Au printemps 2020, la perspective de la mise sur le marché imminente de vaccins a marqué un tournant, avec des tensions géopolitiques croissantes et l’émergence d’un nationalisme vaccinal. En janvier 2021, huit vaccins étaient disponibles : quatre chinois et un russe, initialement non-inscrits sur la liste d’utilisation d’urgence de l’OMS, et trois vaccins (d’AstraZeneca, BioNTech/Pfizer et Moderna) autorisés dans les pays développés et reconnus au niveau international. Très rapidement, les vaccins innovants à ARNm (BioNTech/Pfizer et Moderna) se sont révélés les plus efficaces et sont devenus la référence sur le marché. La production de vaccins est rapidement devenue le principal goulot d’étranglement. Les pays développés ont assuré la grande majorité de la production grâce à des accords d’achat anticipé. La combinaison de ces achats anticipés, de mesures équivalentes à des interdictions d’exportation, notamment aux États-Unis, au Royaume-Uni et en Inde, et de prix élevés a eu pour conséquence qu’une grande partie de la population mondiale n’a pas eu accès aux vaccins. Les pays à revenu faible ou intermédiaire ont dû choisir entre de longs délais de livraison de vaccins efficaces ou l’achat de vaccins chinois ou russes de moindre qualité.

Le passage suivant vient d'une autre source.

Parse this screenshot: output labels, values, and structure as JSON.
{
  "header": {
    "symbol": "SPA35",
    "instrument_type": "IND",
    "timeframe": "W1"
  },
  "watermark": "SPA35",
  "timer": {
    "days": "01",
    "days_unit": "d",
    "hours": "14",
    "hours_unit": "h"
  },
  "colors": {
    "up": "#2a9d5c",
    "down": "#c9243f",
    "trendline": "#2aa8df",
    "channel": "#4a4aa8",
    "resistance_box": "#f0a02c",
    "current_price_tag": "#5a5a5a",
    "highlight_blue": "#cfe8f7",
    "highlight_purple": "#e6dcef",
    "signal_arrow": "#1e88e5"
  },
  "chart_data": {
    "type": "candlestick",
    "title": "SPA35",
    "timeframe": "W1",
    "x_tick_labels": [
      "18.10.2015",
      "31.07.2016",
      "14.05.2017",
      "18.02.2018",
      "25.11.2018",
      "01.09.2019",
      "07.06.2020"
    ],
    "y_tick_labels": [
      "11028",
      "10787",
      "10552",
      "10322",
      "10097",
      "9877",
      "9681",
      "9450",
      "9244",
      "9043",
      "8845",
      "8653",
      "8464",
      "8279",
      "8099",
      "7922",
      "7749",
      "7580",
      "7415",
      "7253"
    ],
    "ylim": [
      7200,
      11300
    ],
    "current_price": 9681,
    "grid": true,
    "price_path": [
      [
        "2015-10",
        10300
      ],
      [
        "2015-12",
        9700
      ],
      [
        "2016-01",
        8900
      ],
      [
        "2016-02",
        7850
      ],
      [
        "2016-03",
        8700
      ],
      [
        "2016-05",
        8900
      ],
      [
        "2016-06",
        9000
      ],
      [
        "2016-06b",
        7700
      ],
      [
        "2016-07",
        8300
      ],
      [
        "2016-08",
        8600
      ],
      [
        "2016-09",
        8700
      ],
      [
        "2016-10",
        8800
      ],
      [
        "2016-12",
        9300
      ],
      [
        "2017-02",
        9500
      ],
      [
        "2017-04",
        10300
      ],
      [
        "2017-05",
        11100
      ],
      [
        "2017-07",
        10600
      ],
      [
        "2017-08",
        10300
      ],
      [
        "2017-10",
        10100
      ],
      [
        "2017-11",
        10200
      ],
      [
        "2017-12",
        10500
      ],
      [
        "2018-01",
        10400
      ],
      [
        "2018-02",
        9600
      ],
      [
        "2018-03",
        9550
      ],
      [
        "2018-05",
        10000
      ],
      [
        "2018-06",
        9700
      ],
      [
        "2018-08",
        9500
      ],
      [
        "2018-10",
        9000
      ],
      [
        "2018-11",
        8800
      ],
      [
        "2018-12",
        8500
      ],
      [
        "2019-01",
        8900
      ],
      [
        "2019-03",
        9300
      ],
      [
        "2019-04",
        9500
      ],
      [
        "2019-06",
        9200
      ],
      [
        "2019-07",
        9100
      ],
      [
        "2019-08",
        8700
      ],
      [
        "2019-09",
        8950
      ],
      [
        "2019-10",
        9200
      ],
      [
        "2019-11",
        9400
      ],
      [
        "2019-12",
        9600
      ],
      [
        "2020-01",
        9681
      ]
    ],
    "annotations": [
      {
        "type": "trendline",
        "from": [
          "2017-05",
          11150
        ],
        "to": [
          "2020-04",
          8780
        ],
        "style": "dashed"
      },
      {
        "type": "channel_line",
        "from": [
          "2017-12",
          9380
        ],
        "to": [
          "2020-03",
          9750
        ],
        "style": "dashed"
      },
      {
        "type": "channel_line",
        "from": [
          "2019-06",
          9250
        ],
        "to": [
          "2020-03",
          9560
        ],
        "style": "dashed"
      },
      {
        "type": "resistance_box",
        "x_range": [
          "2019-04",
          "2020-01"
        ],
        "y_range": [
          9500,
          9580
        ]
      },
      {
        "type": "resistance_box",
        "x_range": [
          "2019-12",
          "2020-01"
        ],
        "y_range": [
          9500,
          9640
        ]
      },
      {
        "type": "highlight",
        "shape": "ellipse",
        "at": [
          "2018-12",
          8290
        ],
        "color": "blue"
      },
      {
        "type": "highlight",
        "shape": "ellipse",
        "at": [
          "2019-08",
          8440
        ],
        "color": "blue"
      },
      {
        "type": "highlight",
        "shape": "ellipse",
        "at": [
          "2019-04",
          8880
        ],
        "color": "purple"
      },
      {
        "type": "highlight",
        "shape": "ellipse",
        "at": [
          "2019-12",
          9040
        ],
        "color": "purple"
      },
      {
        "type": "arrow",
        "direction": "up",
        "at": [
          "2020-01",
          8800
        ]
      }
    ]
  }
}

Pour contrer le nationalisme en matière de vaccins, l’OMS et ses partenaires ont mis en place un organisme de financement spécial appelé ACT-A (Access to COVID-19 Tools Accelerator). COVAX, le pilier dédié aux vaccins au sein d’ACT-A, a été créé pour organiser les accords conjoints d’achat anticipé pour les pays à revenu faible ou intermédiaire. Mais ACT-A a eu du mal à la fois à lever des fonds auprès des donateurs internationaux et à conclure des contrats avec les entreprises pharmaceutiques. À partir de l’été 2020, la vaccination, qui était initialement une réussite de la recherche internationale, s’est transformée en une expérience de coopération désastreuse caractérisée par un manque de solidarité. Il en est résulté une chaîne de décisions sous-optimales conduisant à des taux de vaccination très différenciés. Au début de l’année 2022, les inégalités dans l’accès aux vaccins ne s’étaient pas résorbées (figure 2).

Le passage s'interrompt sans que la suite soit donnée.